BJP leaders Sushma Swaraj and Arun Jaitley came down heavily on the prime minister holding him directly responsible for the loss of Rs1.86 lakh crore to the exchequer. The BJP leaders pointed out that the CAG had shown how the government had not implemented its own decision to allow competitive bidding — a decision which was taken on June 18, 2004.
“He [Singh] has to seriously introspect, impose on himself the moral censure of quitting himself,” Jaitley said.
Swaraj said the party would go on demanding the resignation of the prime minister in Parliament.
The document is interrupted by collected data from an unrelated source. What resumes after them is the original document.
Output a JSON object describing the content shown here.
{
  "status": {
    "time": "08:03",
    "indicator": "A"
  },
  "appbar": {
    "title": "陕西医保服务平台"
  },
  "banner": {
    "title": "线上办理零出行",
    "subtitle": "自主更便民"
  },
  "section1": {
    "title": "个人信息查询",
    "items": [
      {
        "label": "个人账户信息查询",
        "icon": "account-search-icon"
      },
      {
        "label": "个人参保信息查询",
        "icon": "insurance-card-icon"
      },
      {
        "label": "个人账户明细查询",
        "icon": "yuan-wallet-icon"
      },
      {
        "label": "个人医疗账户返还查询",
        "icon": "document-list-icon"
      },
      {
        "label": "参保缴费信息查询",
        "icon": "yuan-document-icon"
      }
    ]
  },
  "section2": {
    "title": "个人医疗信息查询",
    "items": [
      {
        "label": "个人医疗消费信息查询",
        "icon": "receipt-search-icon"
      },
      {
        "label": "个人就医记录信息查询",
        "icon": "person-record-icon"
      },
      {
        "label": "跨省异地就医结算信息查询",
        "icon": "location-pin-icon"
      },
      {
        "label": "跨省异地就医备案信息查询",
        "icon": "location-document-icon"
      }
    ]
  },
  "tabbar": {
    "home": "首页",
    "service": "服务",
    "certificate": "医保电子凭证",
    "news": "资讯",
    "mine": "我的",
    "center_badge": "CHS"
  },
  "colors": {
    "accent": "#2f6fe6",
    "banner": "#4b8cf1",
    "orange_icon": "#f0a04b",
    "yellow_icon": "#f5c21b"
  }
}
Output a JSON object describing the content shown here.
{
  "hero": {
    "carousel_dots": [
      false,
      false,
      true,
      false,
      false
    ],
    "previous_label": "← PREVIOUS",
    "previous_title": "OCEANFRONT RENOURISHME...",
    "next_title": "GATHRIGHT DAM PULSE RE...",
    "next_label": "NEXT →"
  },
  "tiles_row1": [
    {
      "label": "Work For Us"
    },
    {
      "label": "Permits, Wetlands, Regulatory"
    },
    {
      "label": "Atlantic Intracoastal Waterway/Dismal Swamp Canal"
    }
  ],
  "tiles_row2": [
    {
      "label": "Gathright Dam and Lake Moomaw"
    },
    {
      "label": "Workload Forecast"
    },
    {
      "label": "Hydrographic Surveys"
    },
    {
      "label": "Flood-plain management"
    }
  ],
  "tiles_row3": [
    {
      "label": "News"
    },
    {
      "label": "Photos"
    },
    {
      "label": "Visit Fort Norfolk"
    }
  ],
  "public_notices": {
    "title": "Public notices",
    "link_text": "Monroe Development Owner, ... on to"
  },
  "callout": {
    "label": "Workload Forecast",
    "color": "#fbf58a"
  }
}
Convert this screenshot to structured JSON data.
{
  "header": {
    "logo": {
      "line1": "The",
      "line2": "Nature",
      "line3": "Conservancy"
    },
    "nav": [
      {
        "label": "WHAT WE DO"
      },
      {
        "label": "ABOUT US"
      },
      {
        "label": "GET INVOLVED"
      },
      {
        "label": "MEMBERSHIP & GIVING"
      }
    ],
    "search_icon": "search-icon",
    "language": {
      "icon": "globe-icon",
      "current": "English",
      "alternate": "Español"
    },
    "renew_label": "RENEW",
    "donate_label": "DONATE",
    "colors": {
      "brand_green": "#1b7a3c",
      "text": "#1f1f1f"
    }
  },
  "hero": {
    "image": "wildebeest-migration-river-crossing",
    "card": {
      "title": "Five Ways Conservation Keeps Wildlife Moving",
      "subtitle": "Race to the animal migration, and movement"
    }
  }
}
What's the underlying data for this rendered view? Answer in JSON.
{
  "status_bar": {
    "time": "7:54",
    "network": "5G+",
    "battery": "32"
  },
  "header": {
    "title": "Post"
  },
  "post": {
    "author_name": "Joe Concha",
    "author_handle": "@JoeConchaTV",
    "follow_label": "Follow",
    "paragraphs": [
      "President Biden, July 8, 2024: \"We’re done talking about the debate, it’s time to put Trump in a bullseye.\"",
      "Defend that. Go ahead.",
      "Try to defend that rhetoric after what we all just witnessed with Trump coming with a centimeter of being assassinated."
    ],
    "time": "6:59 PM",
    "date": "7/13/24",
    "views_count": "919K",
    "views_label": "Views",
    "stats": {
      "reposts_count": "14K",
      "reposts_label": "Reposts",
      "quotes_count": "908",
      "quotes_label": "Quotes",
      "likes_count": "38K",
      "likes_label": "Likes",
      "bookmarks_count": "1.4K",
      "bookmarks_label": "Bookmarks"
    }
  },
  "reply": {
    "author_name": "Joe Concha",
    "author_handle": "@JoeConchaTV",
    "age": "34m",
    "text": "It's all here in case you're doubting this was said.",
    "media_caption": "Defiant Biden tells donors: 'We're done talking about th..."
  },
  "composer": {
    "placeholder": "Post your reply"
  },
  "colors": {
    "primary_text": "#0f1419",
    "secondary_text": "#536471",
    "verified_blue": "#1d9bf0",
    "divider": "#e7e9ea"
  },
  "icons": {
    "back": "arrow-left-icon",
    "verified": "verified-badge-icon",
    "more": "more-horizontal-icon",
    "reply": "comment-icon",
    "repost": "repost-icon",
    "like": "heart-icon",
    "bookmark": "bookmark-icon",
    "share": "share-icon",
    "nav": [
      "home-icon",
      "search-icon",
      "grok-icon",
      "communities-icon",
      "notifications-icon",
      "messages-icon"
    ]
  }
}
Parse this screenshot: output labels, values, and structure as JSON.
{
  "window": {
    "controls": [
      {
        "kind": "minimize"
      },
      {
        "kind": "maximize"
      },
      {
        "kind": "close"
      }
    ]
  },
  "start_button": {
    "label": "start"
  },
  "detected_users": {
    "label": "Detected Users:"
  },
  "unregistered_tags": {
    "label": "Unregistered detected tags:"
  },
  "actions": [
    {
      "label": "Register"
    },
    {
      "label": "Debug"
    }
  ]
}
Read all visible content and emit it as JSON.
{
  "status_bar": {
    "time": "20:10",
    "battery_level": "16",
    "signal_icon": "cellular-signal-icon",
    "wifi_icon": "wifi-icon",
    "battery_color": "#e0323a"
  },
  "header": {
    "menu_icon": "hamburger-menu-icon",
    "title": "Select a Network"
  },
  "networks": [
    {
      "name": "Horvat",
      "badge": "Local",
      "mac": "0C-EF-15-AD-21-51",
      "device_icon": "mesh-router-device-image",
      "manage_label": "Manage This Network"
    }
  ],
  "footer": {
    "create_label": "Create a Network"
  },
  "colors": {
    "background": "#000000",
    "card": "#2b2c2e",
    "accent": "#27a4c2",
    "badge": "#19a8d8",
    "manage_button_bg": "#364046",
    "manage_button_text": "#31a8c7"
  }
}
In these politically impactful reports, the CAG has slammed the UPA government for delaying the competitive bidding process in the allocation of coal blocks. According to the report tabled in Parliament, 57 coal blocks were allocated to private sector companies that may have resulted in windfall profit for the companies while the government suffered heavy losses.
In another report on ultra mega power projects, the CAG has questioned the government’s decision to allow Reliance Power to use excess coal from the allocated blocks for its other projects.
According to the CAG report, Reliance Power, at the time the contract was awarded, had said the company would be able to use 20 million tonnes from the two blocks and there would be sufficient coal for the Sasan UMPP.
In the same report, the CAG has urged the government to review the award of the Chhatrasaal coal block to Reliance Power for providing level playing field to other power developers. The CAG has pegged the profit of the private power company to Rs29,033 crore.
These three critical reports meant yet another beating for Congress that already has a battered image. Already, the government, suffering from a policy stasis because of a lack of political consensus, has failed to defend itself in the face of huge and unprecedented corruption charges.
Now, the coal block allocation scam threatens to taint the Mr Clean persona of the prime minister. The Congress will require a lot of positive energy to emerge from this crisis with its head held high.